Éric Dupond-Moretti pourrait bien faire un retour dans le paysage politique français. En effet, des sources proches d’Emmanuel Macron laissent entendre que l’ancien ministre de la Justice pourrait être envisagé pour succéder à Claire Hédon, actuelle Défenseure des droits, dont le mandat arrive à expiration en juillet prochain.
EN BREF
- Éric Dupond-Moretti pourrait remplacer Claire Hédon comme Défenseur des droits.
- Son retour en politique semble envisagé par Emmanuel Macron.
- La nomination sera soumise à un vote du Parlement.
Avocat réputé et ancien garde des Sceaux, Éric Dupond-Moretti est une figure qui sait se réinventer. Bien qu’il ait récemment choisi de se concentrer sur sa carrière artistique, notamment avec sa pièce de théâtre « J’ai dit oui ! », des discussions autour de son retour en politique émergent. À quelques mois de la fin du mandat de Claire Hédon, il semble que le chef de l’État, Emmanuel Macron, ait une vision claire pour l’avenir de ce poste clé.

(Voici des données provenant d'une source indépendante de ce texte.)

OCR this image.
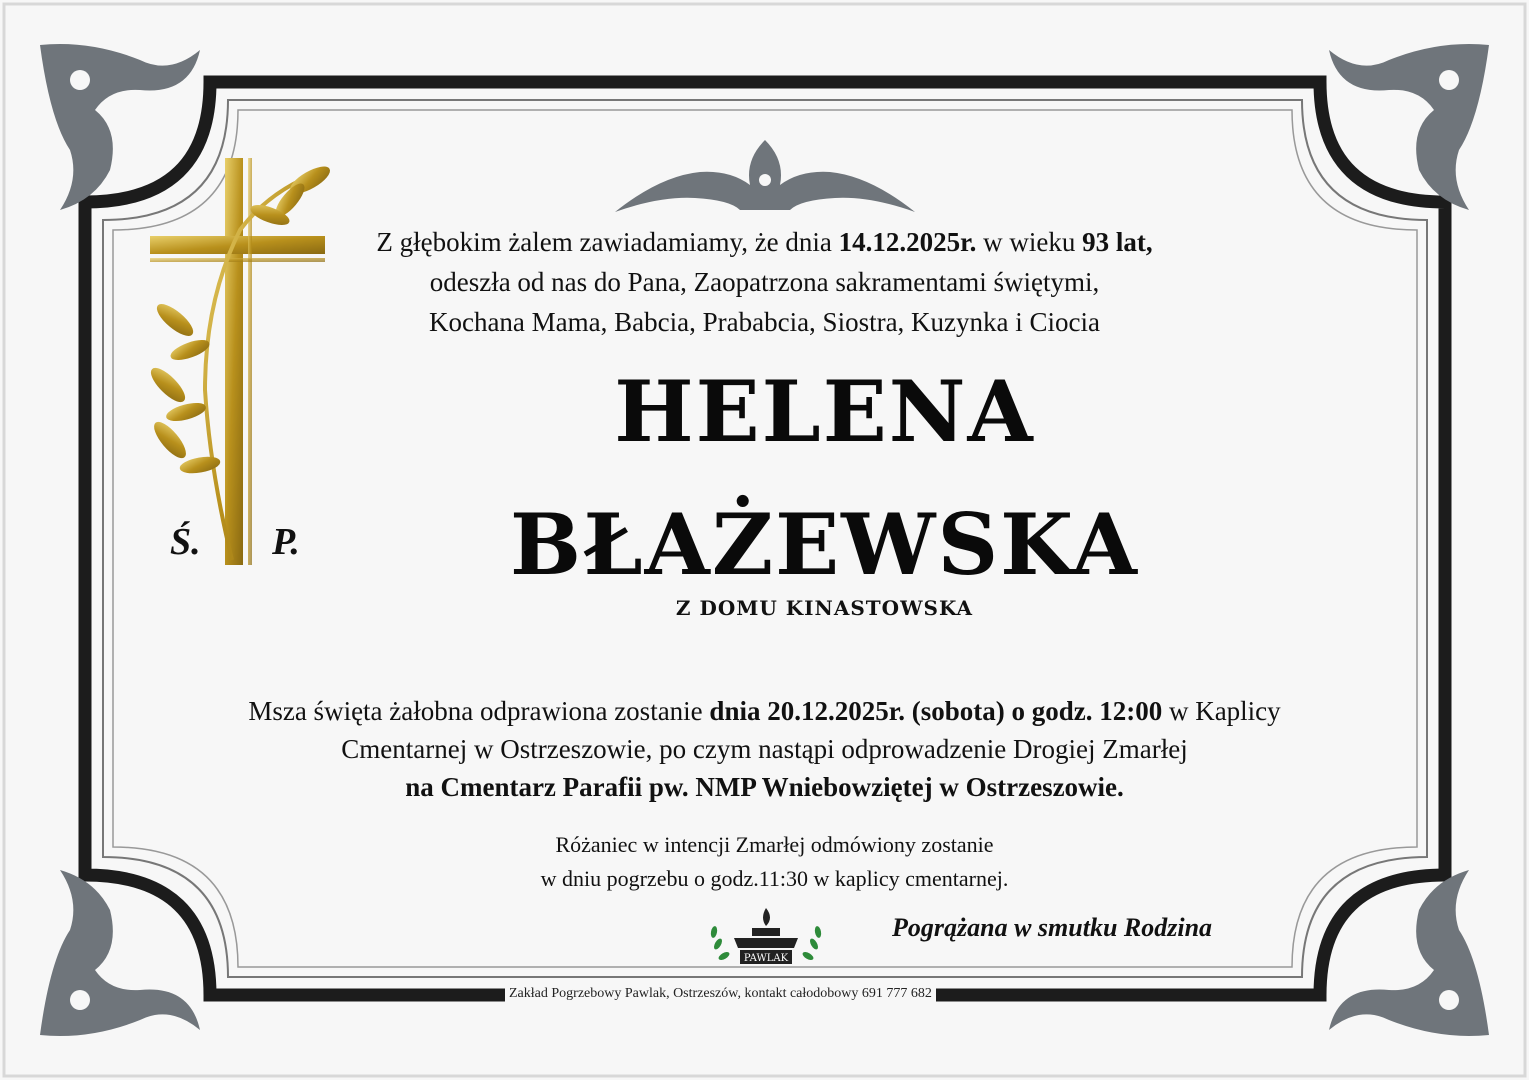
Z głębokim żalem zawiadamiamy, że dnia 14.12.2025r. w wieku 93 lat,
odeszła od nas do Pana, Zaopatrzona sakramentami świętymi,
Kochana Mama, Babcia, Prababcia, Siostra, Kuzynka i Ciocia
Ś. P.
HELENA
BŁAŻEWSKA
Z DOMU KINASTOWSKA
Msza święta żałobna odprawiona zostanie dnia 20.12.2025r. (sobota) o godz. 12:00 w Kaplicy
Cmentarnej w Ostrzeszowie, po czym nastąpi odprowadzenie Drogiej Zmarłej
na Cmentarz Parafii pw. NMP Wniebowziętej w Ostrzeszowie.
Różaniec w intencji Zmarłej odmówiony zostanie
w dniu pogrzebu o godz.11:30 w kaplicy cmentarnej.
PAWLAK
Pogrążana w smutku Rodzina
Zakład Pogrzebowy Pawlak, Ostrzeszów, kontakt całodobowy 691 777 682
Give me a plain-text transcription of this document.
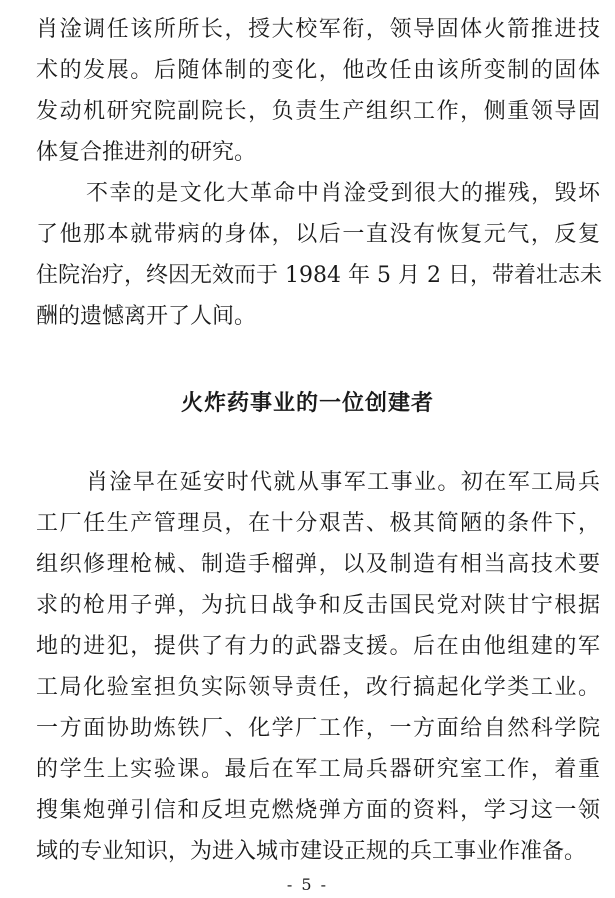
肖淦调任该所所长，授大校军衔，领导固体火箭推进技
术的发展。后随体制的变化，他改任由该所变制的固体
发动机研究院副院长，负责生产组织工作，侧重领导固
体复合推进剂的研究。
不幸的是文化大革命中肖淦受到很大的摧残，毁坏
了他那本就带病的身体，以后一直没有恢复元气，反复
住院治疗，终因无效而于 1984 年 5 月 2 日，带着壮志未
酬的遗憾离开了人间。
火炸药事业的一位创建者
肖淦早在延安时代就从事军工事业。初在军工局兵
工厂任生产管理员，在十分艰苦、极其简陋的条件下，
组织修理枪械、制造手榴弹，以及制造有相当高技术要
求的枪用子弹，为抗日战争和反击国民党对陕甘宁根据
地的进犯，提供了有力的武器支援。后在由他组建的军
工局化验室担负实际领导责任，改行搞起化学类工业。
一方面协助炼铁厂、化学厂工作，一方面给自然科学院
的学生上实验课。最后在军工局兵器研究室工作，着重
搜集炮弹引信和反坦克燃烧弹方面的资料，学习这一领
域的专业知识，为进入城市建设正规的兵工事业作准备。
- 5 -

Le média Politico a révélé que plusieurs interlocuteurs d’Emmanuel Macron ont évoqué l’idée d’un « point de chute » pour Dupond-Moretti. Ce terme suggère que le président envisage sérieusement de soutenir la candidature de l’ancien ministre, bien que cette décision ne soit pas encore définitive. En effet, Claire Hédon ne pourra pas renouveler son mandat après six années à la tête de cette institution. Cela ouvre la voie à une nouvelle nomination, qui devra cependant passer par un vote au Parlement.
Il est important de noter que même si Emmanuel Macron met en avant Dupond-Moretti, le chemin vers cette nomination n’est pas sans embûches. Le vote des parlementaires sera un passage obligé, et il faudra convaincre un large éventail de représentants pour obtenir un soutien majoritaire. Cela souligne les défis qui attendent l’avocat dans cette éventuelle nouvelle étape de sa carrière.
En parallèle de ces discussions, Éric Dupond-Moretti s’est également exprimé sur les élections municipales à Paris. Bien qu’il ne soit pas électeur à Paris, il a fait part de son soutien à Rachida Dati, qu’il considère comme la candidate la plus à même de succéder à Anne Hidalgo. Lors d’une interview sur RTL, il a affirmé : « Si je devais voter à Paris, je voterais pour elle. » Cette déclaration a suscité des réactions, notamment face à la candidature de Pierre-Yves Bournazel, un candidat macroniste. Dupond-Moretti a exprimé son scepticisme quant à la capacité de ce dernier à influencer le résultat des élections, estimant qu’un vote utile serait préférable.
Ce soutien à Dati, tout en étant un choix stratégique dans le cadre des municipales, témoigne également de l’ampleur des ambitions politiques de Dupond-Moretti, qui semble déterminé à garder une influence dans le paysage politique français. Alors que l’échéance de juillet approche pour le poste de Défenseur des droits, l’attention se concentre sur les manœuvres de l’ancien ministre et sur la manière dont il pourrait naviguer dans cette nouvelle phase de sa carrière.
Le retour de Dupond-Moretti sur la scène politique, s’il se concrétise, marque une nouvelle étape dans un parcours déjà riche en rebondissements. À l’heure actuelle, les regards sont rivés sur Emmanuel Macron et ses décisions concernant la nomination de la prochaine Défenseure des droits.